J’écris comme on crie un cri sourd qui t‘étouffe au niveau de la gorge, un cri qui ne veut pas sortir et pourtant qu’on pousse de toutes ses forces.

Je ne bricole pas des pièces de théâtre, je déchire des cris, des rires, des énergies de vie, des transes, des coups de couteaux, des ciseaux, des choses qui m’habitent qui se révèlent sur le plateau…

… Parce que je pense aussi que la scène c’est un lieu d’écoute, pas seulement pour le public mais aussi pour l’auteur, l’auteur de théâtre est un passeur de parole, un créateur d’énergie de parole, un être pluriel parce qu’en lui vivent tous ceux qui ont besoin de dire, même ceux qui ne peuvent pas dire, l’auteur dramaturge fait parler le muet. L’auteur doit incarner cette nécessité de dire même là où la parole est impossible ou plutôt surtout là où la parole est devenue impossible.

Alain Kamal Martial

La trottoire ? C’est la femme d’Afrique qui arpente l’asphalte.

Une silhouette immobile émerge lentement de l’obscurité, et une voix répète une lente litanie presque biblique : « Je ne veux pas finir comme ça; je ne veux pas mourir étouffée… je ne veux pas … ». Ainsi commence notre plongée dans un univers infernal où la femme-prostituée semble se distancier d’elle-même alors qu’elle contemple un corps agonisant sur le trottoir. On comprend très vite cependant, qu’il s’agit de son propre corps mutilé par un client enragé. Il lui a percé un trou dans le crâne, un autre dans la nuque et l’a pénétrée par ce nouvel orifice, pour perpétrer le viol d’une plaie ouverte et saignante.

« Épilogue d’une trottoire » est le dernier acte de la trilogie des Épilogues – après « Épilogue des noyés » et « Épilogue des ventres » – d’Alain Kamal Martial. Le texte est la parole d’une femme qui agonise. Une anonyme des trottoirs du quartier de Tsaralalàna à Tananarive, Madagascar, une femme qui parle au moment où elle meurt. Une prostituée africaine. La fin de son récit, la fin de sa vie. Il est l’incarnation – là où incarner est impossible – de toutes ces femmes qui se relèvent du trottoir, les putes.

La pièce commence avec un mur de Port-au-Prince, qui pourrait être un mur de n’importe quelle ville, dans n’importe quel pays où s’exerce un métier aussi vieux que le monde. Un métier qui ne s’apprend dans aucune école. La prostitution. C’est autour de ce mur que s’organise le travail. Le travail d’une prostituée.

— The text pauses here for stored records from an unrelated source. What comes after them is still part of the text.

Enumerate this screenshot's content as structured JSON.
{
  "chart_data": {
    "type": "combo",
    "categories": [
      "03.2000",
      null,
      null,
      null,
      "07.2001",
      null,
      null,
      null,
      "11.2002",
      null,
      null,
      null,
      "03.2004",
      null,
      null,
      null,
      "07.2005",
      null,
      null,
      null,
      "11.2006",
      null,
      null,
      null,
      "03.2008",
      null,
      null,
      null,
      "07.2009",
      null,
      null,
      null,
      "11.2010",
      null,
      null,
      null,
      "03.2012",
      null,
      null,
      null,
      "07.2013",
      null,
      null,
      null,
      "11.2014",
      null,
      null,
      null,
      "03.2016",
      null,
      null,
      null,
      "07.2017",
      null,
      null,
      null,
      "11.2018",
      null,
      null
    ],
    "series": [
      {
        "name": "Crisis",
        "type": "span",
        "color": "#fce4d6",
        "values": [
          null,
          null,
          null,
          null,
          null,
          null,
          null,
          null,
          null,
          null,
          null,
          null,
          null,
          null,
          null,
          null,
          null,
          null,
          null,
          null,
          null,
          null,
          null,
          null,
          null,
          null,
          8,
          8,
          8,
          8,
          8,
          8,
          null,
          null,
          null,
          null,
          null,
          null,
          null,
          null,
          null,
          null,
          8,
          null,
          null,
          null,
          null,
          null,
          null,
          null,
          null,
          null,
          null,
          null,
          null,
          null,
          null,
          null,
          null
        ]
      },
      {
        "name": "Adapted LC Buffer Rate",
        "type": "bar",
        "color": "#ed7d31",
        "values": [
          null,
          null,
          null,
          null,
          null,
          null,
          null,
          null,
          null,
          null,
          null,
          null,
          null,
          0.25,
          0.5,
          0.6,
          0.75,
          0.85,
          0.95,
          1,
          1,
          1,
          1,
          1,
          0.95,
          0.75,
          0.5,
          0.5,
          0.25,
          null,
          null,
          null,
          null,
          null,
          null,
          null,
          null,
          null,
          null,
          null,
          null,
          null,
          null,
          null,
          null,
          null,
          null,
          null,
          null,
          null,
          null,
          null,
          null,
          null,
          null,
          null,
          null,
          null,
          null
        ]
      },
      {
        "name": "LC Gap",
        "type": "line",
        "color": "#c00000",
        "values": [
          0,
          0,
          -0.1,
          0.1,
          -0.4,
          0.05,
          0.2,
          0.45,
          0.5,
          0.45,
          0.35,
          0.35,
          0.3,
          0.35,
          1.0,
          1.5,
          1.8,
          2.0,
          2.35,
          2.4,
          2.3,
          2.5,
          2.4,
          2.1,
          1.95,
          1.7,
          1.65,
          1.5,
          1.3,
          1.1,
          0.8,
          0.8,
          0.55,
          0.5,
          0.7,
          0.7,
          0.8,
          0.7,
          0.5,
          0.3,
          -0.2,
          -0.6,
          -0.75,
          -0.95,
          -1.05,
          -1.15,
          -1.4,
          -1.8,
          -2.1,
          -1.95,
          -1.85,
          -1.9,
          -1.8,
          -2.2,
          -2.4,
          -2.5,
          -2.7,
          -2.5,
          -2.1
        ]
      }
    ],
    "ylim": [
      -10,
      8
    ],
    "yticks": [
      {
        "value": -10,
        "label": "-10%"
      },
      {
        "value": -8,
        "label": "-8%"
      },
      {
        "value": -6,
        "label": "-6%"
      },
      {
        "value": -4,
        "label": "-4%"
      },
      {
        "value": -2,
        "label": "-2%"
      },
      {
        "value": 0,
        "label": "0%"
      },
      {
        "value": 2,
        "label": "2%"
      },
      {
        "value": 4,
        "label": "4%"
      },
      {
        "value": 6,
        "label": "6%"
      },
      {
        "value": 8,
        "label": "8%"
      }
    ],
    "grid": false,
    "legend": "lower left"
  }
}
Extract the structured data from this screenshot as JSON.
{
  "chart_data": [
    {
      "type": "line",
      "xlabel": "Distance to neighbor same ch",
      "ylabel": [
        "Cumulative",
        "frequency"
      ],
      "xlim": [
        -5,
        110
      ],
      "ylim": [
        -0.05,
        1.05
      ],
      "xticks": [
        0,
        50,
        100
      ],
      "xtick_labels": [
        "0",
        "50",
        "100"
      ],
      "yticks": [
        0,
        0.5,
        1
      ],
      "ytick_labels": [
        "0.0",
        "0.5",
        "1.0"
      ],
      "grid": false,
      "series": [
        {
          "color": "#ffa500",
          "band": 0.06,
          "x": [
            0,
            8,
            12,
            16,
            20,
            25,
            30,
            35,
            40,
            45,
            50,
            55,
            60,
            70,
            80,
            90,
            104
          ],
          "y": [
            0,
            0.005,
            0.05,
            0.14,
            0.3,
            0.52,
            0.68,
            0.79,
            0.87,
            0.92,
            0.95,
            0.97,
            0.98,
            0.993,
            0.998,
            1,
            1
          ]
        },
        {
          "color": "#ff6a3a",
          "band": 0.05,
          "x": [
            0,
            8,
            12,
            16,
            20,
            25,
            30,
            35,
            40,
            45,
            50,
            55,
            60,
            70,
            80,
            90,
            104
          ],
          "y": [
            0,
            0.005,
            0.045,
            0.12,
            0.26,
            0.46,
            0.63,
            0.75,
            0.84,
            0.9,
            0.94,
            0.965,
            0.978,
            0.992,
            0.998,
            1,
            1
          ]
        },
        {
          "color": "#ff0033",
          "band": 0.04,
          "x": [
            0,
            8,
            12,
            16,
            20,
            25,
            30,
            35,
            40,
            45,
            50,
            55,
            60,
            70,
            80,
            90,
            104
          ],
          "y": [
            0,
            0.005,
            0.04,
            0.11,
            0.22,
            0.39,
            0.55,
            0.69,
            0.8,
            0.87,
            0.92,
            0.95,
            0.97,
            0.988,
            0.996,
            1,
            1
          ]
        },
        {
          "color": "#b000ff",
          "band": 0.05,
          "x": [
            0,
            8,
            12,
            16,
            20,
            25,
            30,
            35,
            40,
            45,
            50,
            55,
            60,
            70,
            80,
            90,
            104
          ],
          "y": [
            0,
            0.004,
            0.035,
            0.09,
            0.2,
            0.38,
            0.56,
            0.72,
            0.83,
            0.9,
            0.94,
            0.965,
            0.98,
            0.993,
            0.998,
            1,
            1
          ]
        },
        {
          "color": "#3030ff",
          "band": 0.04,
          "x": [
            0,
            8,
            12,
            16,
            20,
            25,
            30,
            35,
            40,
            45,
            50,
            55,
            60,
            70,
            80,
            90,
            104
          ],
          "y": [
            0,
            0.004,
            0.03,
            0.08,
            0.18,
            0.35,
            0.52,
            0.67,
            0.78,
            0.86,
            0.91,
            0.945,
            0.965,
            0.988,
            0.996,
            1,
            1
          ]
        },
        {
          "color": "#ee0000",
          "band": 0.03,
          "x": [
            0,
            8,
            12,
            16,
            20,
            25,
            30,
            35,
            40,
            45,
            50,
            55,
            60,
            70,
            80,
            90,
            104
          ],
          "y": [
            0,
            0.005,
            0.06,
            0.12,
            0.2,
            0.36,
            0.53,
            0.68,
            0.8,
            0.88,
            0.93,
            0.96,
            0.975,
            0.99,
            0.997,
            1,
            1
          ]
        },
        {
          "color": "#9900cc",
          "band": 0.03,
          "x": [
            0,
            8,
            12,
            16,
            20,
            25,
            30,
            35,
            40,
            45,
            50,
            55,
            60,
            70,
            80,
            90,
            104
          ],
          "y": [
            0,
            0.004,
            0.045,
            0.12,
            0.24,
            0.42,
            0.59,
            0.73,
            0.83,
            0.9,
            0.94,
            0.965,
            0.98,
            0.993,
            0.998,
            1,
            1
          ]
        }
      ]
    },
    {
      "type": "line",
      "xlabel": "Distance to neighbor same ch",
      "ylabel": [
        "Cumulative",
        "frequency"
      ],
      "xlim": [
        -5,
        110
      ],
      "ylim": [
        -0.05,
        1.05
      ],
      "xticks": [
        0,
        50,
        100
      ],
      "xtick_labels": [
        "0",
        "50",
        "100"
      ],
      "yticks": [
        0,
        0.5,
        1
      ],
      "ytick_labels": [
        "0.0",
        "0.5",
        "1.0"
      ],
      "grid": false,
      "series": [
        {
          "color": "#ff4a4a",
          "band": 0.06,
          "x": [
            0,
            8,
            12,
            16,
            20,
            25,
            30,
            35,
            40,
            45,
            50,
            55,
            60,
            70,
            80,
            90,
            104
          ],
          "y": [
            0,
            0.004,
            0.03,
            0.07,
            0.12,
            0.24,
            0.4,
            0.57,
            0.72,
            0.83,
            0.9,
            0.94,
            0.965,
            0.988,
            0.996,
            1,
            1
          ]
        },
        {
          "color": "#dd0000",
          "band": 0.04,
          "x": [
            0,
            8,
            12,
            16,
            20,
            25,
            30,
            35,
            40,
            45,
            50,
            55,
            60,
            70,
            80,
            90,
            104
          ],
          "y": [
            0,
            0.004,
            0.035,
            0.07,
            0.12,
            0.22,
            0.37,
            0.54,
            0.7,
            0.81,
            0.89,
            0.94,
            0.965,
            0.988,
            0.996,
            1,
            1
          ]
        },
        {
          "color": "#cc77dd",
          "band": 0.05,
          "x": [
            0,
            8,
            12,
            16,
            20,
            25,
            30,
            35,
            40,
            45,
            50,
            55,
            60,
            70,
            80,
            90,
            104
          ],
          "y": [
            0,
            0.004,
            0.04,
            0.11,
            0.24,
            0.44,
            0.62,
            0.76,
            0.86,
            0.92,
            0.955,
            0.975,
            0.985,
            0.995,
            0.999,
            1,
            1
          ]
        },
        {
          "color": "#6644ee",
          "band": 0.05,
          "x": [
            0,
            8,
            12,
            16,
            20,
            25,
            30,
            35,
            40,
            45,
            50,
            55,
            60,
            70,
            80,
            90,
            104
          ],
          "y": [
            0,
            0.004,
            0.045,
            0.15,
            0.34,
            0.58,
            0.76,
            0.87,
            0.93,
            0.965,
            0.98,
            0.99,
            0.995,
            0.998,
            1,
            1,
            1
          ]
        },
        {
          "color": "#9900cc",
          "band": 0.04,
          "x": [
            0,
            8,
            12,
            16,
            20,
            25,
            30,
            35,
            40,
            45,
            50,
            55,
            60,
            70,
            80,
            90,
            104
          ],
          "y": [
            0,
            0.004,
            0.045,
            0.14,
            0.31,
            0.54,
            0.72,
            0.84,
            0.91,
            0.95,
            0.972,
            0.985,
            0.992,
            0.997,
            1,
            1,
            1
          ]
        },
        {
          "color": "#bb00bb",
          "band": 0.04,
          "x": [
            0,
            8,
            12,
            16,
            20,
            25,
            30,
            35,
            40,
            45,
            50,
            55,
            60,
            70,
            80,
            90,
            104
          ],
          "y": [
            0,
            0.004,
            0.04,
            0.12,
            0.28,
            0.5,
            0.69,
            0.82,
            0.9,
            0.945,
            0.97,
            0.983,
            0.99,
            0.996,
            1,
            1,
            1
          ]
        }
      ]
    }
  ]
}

Non, elle n’aime pas cette vie. Non, ce n’est pas une vie. C’est un faux choix. Car les femmes, les hommes, qui s’y adonnent n’ont pas le choix. Être réduit à vendre sa chair, être dépossédé de son propre corps ne saurait être un acte de libération. On ne peut pas avoir du plaisir avec toute la planète (dixit Danièle Magloire).

Ce mur c’est un « lieu commun », un lieu visible à tous à défaut de nous être familier. Il est sur le chemin que nous empruntons tous les jours mais notre regard se dérobe. Tabou. Nous refusons de nous soumettre à la violence de ces lieux où se défoulent nos plus bas instincts.

C’est l’histoire d’une pute assassinée sur un trottoir. Elle agonise, elle crie à l’aide, mais personne ne vient. Où somme-nous ? Où étions-nous ? En quoi cela devrait-il nous interpeller ? Peut-être parce qu’une prostituée rêve elle aussi de pain chaud et de draps frais.

C’est aussi un mur de silence, un mur pour cacher les péchés. Les nôtres ou les leurs ? Il serait mieux de mourir derrière ce mur pour n’être vu de personne. Ce mur qui sépare les gens de bien, la société bien pensante des parias. Mais pour une fois, c’est devant que ça se passe. Et l’auteur s’inspire de faits avérés.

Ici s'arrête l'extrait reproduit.